If you’re a regular in the beauty sphere, then you may have heard about (or comparisons to) Bobbi Brown products: shimmer bricks, vitamin enriched face base, crushed liquid lipsticks, etc. Ring a bell? Well, there’re 75 products listed on Sephora.com for this brand, which cover every step of makeup application, including skincare and brushes.
But there’s much more to the brand than just high price tags and simple/professional packaging. Welcome to Artist Spotlight #3 series on my blog.
Brown graduated from Emerson College in Boston with a self-directed degree in theatrical makeup. In 1980, she moved to NYC to work as a professional makeup artist. Brown became known for a makeup style that included moderate and natural tones, which was a stark contrast to the bright colors used at the time.
A chance meeting with an NBC Today Show producer led to her 12-year run as a regular beauty consultant on the show. The revolutionary success of her makeup line prompted Estee Lauder to buy the company in 1995, retaining Brown as an employee. Her work has since been featured on the covers of magazines such as Elle, Vogue, Self, and Town & Country. Brown was inducted into the New jersey Hall of Fame as part of the Class of 2013. Brown served as Yahoo Beauty’s Editor-in-Chief from February 2014 to February 2016. In November 2017, Brown received the Women’s Entrepreneurship Day Pioneer Award for her work in Beauty.
In 1990, Brown worked with a chemist to come up with ten natural lipstick shades. In 1991, the ten shades debuted under the name Bobbi Brown Essentials at Bergdorf Goodman. She was expecting to sell 100 in a month but instead sold 100 in a day. The following year, she released yellow-toned foundation sticks. Estée Lauder Companies Inc. bought Bobbi Brown Essentials in 1995; Brown retained complete creative control of the makeup line. In 2007, the first freestanding Bobbi Brown Cosmetics retail store opened in Auckland, New Zealand with a makeup school in the back. In 2012, Bobbi Brown’s cosmetics were estimated to represent approximately ten percent of Estée Lauder Companies’ total sales. As of January 2014, there were approximately thirty free-standing Bobbi Brown cosmetics stores.
Why Did She Leave?
Flipping through Bobbi Brown’s latest book, Beauty from the Inside Out, you’ll notice the makeup section is all the way at the end, practically an afterthought. That’s because Brown’s newest chapter in life is more about inner beauty than outer appearance. “In all my books, there were things about how food, drinking water, and lifestyle are going to make you the best version of yourself,” (she tells SELF), but the advice was complementary to a central focus on cosmetics. This time, she wanted to go all in. “I really tried to talk my publisher into letting me do a full-on health and wellness book,” she says. “We had to compromise and put some makeup in the back of the book.”

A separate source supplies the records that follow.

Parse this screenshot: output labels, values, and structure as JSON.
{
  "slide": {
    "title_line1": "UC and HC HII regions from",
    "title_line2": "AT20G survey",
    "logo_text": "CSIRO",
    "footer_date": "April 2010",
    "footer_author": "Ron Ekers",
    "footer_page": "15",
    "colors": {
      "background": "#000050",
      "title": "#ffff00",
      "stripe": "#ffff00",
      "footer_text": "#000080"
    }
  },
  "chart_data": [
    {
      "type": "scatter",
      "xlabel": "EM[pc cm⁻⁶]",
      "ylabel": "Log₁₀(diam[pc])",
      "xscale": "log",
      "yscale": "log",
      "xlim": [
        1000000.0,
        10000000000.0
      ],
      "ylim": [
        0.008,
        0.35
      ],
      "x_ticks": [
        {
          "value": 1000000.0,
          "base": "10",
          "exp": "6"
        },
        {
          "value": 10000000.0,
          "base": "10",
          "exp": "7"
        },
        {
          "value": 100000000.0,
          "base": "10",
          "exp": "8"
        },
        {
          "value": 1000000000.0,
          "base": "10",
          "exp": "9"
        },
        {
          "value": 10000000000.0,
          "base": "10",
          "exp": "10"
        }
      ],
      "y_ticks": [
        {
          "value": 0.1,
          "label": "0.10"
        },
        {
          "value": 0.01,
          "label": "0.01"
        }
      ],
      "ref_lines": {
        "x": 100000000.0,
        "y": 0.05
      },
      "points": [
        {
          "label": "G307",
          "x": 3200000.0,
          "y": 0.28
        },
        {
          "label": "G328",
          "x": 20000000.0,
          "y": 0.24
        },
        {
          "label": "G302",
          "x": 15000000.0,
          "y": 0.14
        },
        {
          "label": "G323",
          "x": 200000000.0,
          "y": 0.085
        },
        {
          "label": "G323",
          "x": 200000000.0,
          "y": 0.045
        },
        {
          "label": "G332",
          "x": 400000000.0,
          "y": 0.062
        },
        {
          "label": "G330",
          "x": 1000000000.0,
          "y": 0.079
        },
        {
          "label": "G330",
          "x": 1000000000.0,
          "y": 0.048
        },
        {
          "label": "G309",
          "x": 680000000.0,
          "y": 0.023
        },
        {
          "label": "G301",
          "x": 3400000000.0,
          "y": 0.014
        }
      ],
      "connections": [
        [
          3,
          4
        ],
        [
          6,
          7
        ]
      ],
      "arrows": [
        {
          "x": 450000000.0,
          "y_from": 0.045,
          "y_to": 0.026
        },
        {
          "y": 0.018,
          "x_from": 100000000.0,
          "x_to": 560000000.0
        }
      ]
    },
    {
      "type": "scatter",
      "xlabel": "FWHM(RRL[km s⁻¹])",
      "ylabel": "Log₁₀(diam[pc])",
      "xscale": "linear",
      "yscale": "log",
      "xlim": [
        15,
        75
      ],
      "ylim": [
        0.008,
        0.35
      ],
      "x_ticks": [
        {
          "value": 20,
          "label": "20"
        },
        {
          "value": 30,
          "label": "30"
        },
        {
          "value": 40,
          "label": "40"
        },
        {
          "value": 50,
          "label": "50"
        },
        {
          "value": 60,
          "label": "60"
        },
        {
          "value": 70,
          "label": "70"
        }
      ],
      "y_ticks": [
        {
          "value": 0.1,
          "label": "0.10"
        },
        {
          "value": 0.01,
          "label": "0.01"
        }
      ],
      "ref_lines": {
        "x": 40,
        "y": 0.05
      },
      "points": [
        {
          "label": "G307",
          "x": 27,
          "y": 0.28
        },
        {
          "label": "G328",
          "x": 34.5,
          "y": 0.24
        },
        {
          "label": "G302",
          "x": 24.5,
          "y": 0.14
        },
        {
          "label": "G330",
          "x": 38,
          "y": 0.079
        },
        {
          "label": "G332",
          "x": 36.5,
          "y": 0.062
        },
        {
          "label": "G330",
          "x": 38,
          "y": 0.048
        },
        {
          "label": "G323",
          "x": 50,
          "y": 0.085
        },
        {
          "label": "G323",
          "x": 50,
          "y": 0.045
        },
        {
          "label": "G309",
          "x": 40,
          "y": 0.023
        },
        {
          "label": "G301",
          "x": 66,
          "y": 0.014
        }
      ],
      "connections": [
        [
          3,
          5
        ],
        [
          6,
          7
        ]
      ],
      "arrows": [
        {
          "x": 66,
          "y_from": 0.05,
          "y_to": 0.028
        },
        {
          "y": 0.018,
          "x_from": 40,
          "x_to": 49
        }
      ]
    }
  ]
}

At the end of 2016, Brown announced that she was leaving her namesake makeup brand. To say beauty industry insiders were shocked would be an understatement. After two decades as the first and last name in makeup for many women, Brown had expanded her presence even more in recent years. She served as the editor-in-chief of Yahoo Beauty’s ambitious editorial relaunch in 2014 and still found time to for a personal blog, Everything Bobbi, where she gave readers an inside look at the inspiration behind her product launches, as well as her sartorial favorites.
But behind the scenes, Brown’s mood was shifting. Makeup no longer felt to her like the be-all-end-all of beauty, and the trends of the day were starting to wear her down. “It was not an overnight decision,” she says. “I was able to move into something I believe in 100 percent and not have to argue with people about another contour palette that I refuse to do.” As of January 1, 2017, Brown officially stepped away from her role as chief creative officer of the brand, her name the only remnant of her influence.